Europe’s traders retreated to the safety of German and other higher-rated government bonds.
Italian bonds aren’t on that list, and they saw more selling before a key set of auctions, amid ongoing concern about the country’s financial health. [GVD/EUR]
“It remains to be seen whether the accelerating equity plunge is a healthy correction or the tip of the iceberg,” Commerzbank analysts said in a note. “For sure it creates a more challenging environment for today’s (Italian) auctions.”
BLOOD ON THE STREET
Sinking global shares have raised the stakes for U.S. inflation figures due later on Thursday. High inflation would only stoke speculation of more aggressive rate hikes from the Federal Reserve.
On Wall Street, the S&P500’s sharpest one-day fall since February wiped out around $850 billion of wealth as technology shares tumbled on fears of slowing demand.
The S&P 500 .SPX ended Wednesday with down 3.29 percent, the Nasdaq Composite .IXIC 4.08 percent and the Dow .DJI 2.2 percent.
The bloodletting attracted the attention of U.S. President Donald Trump, who pointed an accusing finger at the Fed for raising interest rates.
“I really disagree with what the Fed is doing,” Trump told reporters before a political rally in Pennsylvania. “I think the Fed has gone crazy”.
Hawkish commentary from Fed policymakers triggered the sell- off in Treasuries last week and sent long-term yields to their highest in seven years.
The surge made stocks look less attractive compared with bonds while also threatening to curb economic activity and profits.
“The rise in Treasury yields has been the primary catalyst for the sell-off in equities, since higher yields suggest a lower present value of future dividend streams, assuming an unchanged economic outlook,” said Steven Friedman, senior economist at BNP Paribas Asset Management.
“It is also possible that equity investors are growing concerned that the Federal Reserve’s projected rate path will choke off the expansion.”
YUAN A FLASHPOINT
The shift in yields is also sucking funds out of emerging markets, putting particular pressure on the Chinese yuan as Beijing fights a protracted trade battle with the United States.
China’s central bank has been allowing the yuan to gradually decline, breaking the 6.9000 barrier and leading speculators to push the dollar up to 6.9377 CNH= at 0602 GMT.

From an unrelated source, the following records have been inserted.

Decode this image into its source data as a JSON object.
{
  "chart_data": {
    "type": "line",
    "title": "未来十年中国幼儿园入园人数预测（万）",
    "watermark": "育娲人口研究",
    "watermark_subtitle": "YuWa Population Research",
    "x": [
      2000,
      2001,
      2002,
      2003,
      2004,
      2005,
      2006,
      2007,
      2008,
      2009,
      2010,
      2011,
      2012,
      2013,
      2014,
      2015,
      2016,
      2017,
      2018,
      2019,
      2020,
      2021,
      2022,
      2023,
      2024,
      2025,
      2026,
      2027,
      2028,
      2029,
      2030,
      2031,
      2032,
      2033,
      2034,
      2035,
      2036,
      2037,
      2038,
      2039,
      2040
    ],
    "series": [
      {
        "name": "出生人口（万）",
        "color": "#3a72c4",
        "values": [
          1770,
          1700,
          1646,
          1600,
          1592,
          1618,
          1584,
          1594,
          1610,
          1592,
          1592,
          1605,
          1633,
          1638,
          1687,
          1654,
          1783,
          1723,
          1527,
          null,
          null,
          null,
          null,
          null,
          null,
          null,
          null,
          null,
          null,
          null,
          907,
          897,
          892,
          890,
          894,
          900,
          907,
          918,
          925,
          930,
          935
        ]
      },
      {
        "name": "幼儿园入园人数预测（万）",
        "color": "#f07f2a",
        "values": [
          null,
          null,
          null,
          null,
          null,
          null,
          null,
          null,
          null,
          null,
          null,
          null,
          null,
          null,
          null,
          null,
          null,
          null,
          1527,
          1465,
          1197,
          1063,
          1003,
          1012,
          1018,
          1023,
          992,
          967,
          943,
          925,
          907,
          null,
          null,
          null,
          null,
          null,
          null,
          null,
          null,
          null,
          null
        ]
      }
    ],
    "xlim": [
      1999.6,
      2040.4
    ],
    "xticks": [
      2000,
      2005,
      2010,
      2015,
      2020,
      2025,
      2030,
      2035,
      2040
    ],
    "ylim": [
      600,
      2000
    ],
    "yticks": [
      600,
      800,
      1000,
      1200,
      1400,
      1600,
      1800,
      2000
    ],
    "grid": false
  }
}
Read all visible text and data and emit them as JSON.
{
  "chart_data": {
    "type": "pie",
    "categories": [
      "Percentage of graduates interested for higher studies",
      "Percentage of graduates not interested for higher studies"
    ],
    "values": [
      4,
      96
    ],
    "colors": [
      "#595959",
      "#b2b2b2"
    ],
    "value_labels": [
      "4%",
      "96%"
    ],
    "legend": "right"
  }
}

China’s move has forced other emerging-market currencies to weaken to stay competitive and drawn the ire of the United States, which sees it as an unfair devaluation.
“The yuan has already weakened significantly, to offset the tariffs announced so far,” said Alan Ruskin, Deutsche’s global head of G10 FX strategy. “Further weakness could exacerbate concerns of a self-fulfilling flight of capital and a loss of control.”
The dollar was already losing ground to both the yen and the euro, as investors favored currencies of countries that boasted large current account surpluses.
The euro was at $1.1550 EUR=, up from a low of $1.1429 early in the week. The dollar lapsed to 112.17 yen JPY=D3, a retreat from last week’s 114.54 peak.
That left the dollar at 95.263 .DXY against a basket of currencies. [USD/]
In commodity markets, gold struggled to get any safety bid and edged down to $1,192.77 XAU=.
Oil prices skidded in line with U.S. equity markets, even though energy traders worried about shrinking Iranian supply from U.S. sanctions and kept an eye on Hurricane Michael, which shut down some U.S. Gulf of Mexico oil output. [O/N]
Brent crude LCOc1 fell 1.6 percent to $81.75 a barrel. U.S. crude dropped 1.5 percent to $72.07 CLc1.